Hyperbranched Aluminosilica Captures Carbon Dioxide

Researchers have developed a new, low-cost material for capturing carbon dioxide (CO2) from the smokestacks of coal-fired power plants and other generators of the greenhouse gas. Produced with a simple one-step chemical process, the new material has a high capacity for absorbing CO2 and can be reused many times.

Combined with improved heat management techniques, the new material could provide a cost-effective way to capture large quantities of CO2 from coal-burning facilities. Existing CO2 capture techniques involve the use of solid materials that lack sufficient stability for repeated use or liquid adsorbents that are expensive and require significant amounts of energy.

"This is something that you could imagine scaling up for commercial use," said Christopher Jones, a professor in the School of Chemical and Biomolecular Engineering at the Georgia Institute of Technology. "Our material has the combination of high capacity, easy synthesis, low cost, and a robust ability to be recycled – all the key criteria for an adsorbent that would be used on an industrial scale."

Details of the new material, known as hyperbranched aluminosilica (HAS), are scheduled to appear in the March 19 issue of the Journal of the American Chemical Society. The research was supported by the U.S. Department of Energy's National Energy Technology Laboratory.

Once removed from the stack gases, the CO2 might be sequestered in the deep ocean, in mined-out coal seams, or in depleted petroleum reservoirs. If the CO2 capture and sequestration process can be made practical, America's large resources of coal could be used with less impact on global climate change.

Working with Department of Energy scientists Daniel Fauth and McMahan Gray, Jones and graduate students Jason Hicks and Jeffrey Drese developed a way to add CO2-adsorbing amine polymer groups to a solid silica substrate using covalent bonding. The strong chemical bonds make the material robust enough to be reused many times.

Production of the HAS material is relatively simple and requires only the mixing of the silica substrate with a precursor of the amine polymer in solution. The amine polymer is initiated on the silica surface, producing a solid material that can be filtered out and dried.

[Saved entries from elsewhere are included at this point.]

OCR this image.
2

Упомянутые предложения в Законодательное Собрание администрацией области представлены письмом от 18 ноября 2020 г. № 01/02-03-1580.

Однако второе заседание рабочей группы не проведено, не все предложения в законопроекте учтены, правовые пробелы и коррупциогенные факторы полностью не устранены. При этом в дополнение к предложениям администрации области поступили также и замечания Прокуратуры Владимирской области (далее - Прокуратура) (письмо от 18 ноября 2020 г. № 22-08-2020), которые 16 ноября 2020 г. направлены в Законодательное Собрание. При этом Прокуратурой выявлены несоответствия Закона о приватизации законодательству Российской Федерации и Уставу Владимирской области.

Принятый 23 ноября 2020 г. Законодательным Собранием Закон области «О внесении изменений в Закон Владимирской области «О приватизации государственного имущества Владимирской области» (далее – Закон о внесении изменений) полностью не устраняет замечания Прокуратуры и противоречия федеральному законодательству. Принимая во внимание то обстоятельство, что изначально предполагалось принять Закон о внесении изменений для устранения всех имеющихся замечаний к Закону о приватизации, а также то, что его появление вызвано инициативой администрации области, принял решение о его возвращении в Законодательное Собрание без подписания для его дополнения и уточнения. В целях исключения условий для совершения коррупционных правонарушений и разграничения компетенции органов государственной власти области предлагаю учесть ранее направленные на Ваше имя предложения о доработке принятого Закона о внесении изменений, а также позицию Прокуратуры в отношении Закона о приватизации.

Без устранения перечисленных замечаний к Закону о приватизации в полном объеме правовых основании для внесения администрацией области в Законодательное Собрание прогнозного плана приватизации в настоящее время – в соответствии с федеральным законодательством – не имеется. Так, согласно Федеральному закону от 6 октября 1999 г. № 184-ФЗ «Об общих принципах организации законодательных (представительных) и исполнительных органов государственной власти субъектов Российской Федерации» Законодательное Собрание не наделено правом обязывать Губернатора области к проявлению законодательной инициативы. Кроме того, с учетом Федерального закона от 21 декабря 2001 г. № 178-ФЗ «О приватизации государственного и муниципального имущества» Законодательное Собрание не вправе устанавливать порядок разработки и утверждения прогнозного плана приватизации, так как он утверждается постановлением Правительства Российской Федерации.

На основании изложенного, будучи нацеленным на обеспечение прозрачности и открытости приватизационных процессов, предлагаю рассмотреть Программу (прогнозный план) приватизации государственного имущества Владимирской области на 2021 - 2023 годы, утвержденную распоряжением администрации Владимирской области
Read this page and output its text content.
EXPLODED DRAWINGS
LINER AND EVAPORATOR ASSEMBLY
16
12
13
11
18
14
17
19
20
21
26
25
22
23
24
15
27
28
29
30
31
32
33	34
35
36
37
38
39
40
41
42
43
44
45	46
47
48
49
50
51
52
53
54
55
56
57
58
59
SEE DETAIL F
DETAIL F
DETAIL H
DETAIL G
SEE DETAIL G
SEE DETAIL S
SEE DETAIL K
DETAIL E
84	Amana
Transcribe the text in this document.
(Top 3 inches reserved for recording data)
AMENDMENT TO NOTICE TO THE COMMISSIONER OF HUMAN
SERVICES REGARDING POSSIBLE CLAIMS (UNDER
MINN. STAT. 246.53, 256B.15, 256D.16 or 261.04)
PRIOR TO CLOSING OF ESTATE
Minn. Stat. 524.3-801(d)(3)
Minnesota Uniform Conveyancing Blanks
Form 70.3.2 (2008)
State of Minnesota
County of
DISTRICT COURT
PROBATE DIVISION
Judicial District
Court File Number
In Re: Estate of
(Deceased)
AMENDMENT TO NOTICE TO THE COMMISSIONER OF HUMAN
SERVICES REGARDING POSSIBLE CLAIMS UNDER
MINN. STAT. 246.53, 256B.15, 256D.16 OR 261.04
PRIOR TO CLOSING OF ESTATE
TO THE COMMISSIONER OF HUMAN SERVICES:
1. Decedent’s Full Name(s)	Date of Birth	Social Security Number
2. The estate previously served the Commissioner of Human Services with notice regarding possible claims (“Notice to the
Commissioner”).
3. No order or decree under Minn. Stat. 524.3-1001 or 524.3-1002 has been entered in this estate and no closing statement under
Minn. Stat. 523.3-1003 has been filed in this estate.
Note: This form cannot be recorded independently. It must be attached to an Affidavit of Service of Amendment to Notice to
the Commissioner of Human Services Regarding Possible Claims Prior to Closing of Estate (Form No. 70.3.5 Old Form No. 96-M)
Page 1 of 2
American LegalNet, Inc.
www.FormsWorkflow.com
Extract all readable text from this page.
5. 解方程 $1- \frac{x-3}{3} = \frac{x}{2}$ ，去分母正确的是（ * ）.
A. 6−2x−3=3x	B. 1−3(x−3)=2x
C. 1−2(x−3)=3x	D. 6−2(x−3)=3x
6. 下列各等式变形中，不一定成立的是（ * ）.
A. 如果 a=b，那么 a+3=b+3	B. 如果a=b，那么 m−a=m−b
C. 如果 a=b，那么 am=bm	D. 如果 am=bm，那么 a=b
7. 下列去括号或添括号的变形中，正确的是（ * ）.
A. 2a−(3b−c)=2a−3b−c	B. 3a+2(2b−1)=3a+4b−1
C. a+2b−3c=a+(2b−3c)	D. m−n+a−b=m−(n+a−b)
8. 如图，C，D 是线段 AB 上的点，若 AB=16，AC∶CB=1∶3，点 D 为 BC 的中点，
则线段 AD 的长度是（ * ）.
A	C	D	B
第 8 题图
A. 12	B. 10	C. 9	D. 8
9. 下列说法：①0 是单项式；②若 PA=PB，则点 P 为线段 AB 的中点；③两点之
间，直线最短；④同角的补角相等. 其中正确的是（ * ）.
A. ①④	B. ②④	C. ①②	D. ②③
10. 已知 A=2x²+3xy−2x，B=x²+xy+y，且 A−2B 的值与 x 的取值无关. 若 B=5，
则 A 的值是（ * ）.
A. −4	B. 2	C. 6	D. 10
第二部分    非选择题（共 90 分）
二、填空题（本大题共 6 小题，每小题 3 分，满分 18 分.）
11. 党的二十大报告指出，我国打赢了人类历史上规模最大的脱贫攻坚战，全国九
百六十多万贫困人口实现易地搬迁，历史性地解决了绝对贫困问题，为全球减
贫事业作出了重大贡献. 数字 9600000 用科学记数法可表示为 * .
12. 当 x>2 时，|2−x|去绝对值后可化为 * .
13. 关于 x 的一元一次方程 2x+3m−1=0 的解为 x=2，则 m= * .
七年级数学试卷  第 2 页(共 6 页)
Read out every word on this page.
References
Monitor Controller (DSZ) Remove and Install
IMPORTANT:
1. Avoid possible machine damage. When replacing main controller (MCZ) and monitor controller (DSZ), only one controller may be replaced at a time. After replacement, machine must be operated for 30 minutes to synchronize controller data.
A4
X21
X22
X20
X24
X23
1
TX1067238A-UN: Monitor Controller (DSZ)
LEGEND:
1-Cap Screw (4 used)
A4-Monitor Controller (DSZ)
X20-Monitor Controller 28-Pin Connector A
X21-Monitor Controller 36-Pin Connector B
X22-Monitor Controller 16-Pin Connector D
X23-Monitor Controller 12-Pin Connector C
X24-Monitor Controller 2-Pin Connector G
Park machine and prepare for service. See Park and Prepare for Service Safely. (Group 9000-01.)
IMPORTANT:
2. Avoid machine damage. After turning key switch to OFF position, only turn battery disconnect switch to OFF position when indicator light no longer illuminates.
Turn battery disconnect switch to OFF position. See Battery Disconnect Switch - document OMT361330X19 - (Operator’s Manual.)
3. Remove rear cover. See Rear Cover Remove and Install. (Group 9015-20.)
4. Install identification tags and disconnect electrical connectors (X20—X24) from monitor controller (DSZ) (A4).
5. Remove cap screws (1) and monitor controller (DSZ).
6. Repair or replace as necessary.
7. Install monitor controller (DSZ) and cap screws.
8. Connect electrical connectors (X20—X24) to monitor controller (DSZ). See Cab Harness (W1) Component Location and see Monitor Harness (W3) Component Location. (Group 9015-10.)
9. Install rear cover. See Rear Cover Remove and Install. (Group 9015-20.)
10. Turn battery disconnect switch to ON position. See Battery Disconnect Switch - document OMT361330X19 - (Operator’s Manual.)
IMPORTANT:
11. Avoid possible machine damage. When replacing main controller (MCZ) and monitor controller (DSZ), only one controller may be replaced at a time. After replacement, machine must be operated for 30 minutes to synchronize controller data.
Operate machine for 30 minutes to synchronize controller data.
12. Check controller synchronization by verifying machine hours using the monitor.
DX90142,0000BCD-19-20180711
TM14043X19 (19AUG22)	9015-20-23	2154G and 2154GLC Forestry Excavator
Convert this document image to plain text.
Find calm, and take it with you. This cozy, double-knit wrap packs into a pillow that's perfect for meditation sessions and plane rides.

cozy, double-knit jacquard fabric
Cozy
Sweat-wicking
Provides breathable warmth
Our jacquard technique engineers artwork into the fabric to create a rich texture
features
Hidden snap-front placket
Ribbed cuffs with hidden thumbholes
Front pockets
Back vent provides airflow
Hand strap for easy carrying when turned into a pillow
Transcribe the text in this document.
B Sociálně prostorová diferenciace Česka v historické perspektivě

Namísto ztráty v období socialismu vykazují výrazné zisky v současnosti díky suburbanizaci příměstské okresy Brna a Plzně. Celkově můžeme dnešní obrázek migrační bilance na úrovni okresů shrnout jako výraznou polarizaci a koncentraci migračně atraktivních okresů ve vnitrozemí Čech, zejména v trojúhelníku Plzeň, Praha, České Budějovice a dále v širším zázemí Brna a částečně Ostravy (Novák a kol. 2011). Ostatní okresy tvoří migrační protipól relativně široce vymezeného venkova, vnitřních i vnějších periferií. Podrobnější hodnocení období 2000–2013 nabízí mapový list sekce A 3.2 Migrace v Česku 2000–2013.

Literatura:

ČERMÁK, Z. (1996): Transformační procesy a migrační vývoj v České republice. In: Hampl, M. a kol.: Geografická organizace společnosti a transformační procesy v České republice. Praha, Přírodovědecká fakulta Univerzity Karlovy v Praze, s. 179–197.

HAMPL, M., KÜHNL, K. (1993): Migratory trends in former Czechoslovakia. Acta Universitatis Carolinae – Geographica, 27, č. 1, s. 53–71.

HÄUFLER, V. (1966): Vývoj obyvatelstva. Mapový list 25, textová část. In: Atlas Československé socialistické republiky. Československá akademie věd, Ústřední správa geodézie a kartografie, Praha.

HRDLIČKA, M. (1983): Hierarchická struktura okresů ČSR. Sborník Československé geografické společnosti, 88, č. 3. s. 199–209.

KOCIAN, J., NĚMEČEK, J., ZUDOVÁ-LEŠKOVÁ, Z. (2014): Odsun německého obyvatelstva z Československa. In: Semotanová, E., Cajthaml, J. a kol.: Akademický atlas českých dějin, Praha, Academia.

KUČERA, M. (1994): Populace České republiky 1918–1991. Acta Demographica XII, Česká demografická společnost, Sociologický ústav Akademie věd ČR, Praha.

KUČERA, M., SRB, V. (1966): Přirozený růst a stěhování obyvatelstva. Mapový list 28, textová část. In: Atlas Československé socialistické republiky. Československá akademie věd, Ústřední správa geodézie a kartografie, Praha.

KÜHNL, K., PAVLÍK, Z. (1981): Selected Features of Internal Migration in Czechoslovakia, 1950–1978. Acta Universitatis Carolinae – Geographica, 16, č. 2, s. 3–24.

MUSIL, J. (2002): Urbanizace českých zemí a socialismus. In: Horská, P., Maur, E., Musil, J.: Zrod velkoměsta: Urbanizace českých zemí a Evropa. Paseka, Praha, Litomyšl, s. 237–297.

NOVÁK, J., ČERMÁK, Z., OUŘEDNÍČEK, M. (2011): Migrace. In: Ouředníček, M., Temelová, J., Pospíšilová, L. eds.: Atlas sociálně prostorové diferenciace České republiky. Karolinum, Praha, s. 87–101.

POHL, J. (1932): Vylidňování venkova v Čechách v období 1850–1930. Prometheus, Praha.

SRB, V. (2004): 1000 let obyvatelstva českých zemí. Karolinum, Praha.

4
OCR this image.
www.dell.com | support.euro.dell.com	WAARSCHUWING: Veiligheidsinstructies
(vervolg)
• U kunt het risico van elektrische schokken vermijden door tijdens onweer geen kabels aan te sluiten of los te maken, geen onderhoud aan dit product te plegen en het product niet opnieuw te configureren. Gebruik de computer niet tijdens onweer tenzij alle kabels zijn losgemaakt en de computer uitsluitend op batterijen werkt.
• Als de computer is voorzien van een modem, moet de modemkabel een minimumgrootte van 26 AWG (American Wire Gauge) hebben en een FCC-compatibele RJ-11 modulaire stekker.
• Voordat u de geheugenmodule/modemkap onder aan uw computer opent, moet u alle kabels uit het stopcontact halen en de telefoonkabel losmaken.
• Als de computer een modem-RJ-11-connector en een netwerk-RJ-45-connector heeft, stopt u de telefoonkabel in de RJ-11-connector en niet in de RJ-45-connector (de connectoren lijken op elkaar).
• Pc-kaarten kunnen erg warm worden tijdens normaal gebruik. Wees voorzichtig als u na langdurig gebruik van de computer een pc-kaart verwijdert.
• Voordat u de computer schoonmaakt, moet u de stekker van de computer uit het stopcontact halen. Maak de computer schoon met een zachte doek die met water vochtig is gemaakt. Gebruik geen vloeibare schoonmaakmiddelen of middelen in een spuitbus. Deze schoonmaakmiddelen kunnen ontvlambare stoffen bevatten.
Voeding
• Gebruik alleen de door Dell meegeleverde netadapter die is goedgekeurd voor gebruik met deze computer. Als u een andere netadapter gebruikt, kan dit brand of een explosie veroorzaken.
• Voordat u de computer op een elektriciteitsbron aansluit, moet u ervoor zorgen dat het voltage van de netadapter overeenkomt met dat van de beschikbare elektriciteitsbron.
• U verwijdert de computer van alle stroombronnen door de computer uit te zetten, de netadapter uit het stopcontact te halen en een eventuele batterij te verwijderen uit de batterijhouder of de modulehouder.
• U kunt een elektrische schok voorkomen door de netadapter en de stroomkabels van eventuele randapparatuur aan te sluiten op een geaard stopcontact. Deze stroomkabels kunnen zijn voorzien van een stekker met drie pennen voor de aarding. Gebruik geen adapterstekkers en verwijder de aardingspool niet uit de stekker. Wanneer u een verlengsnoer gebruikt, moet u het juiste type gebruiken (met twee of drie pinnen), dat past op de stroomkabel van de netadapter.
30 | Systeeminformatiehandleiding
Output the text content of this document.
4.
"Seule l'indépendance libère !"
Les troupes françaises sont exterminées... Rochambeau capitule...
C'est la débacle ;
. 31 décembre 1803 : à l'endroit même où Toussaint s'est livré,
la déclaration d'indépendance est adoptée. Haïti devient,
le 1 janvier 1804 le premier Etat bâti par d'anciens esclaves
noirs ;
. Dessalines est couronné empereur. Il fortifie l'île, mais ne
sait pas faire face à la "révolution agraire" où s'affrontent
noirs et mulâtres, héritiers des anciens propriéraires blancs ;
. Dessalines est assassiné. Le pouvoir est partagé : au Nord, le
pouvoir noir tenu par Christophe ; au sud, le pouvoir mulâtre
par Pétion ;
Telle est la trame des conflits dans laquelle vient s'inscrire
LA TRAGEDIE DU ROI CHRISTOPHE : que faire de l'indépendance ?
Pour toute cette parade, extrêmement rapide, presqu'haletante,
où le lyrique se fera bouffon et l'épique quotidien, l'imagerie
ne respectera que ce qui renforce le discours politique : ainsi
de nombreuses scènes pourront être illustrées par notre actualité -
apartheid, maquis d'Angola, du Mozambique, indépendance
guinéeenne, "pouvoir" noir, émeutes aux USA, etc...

To test the effectiveness of their new material, the Georgia Tech researchers passed simulated flue gases through tubes containing a mixture of sand and HAS. The CO2 was adsorbed at temperatures ranging from 50 to 75 degrees Celsius. Then the HAS was heated to between 100 and 120 degrees Celsius to drive off the gas so the adsorbent could be used again.

The researchers tested the material across 12 cycles of adsorption and desorption and did not measure a significant loss of capacity. The HAS material can adsorb up to five times as much CO2 as some of the best existing reusable materials.

The HAS material works in the presence of moisture, an unavoidable by-product of the combustion process.

Adsorption of the CO2 generates considerable amounts of heat, which must be managed and thermally recycled. Removal of the carbon dioxide requires heating the adsorbent.

"How to manage this heat is one of the most critical issues controlling the economics of a potential large-scale process," Jones added. "You must control the production of heat by the adsorption step, and you don’t want to put any more energy into the desorption process than necessary."

Because of their chemical structure, the amine groups provide three different classes of binding sites for CO2, each with a different binding energy. Optimizing the production of binding sites is a goal for future research, Jones said.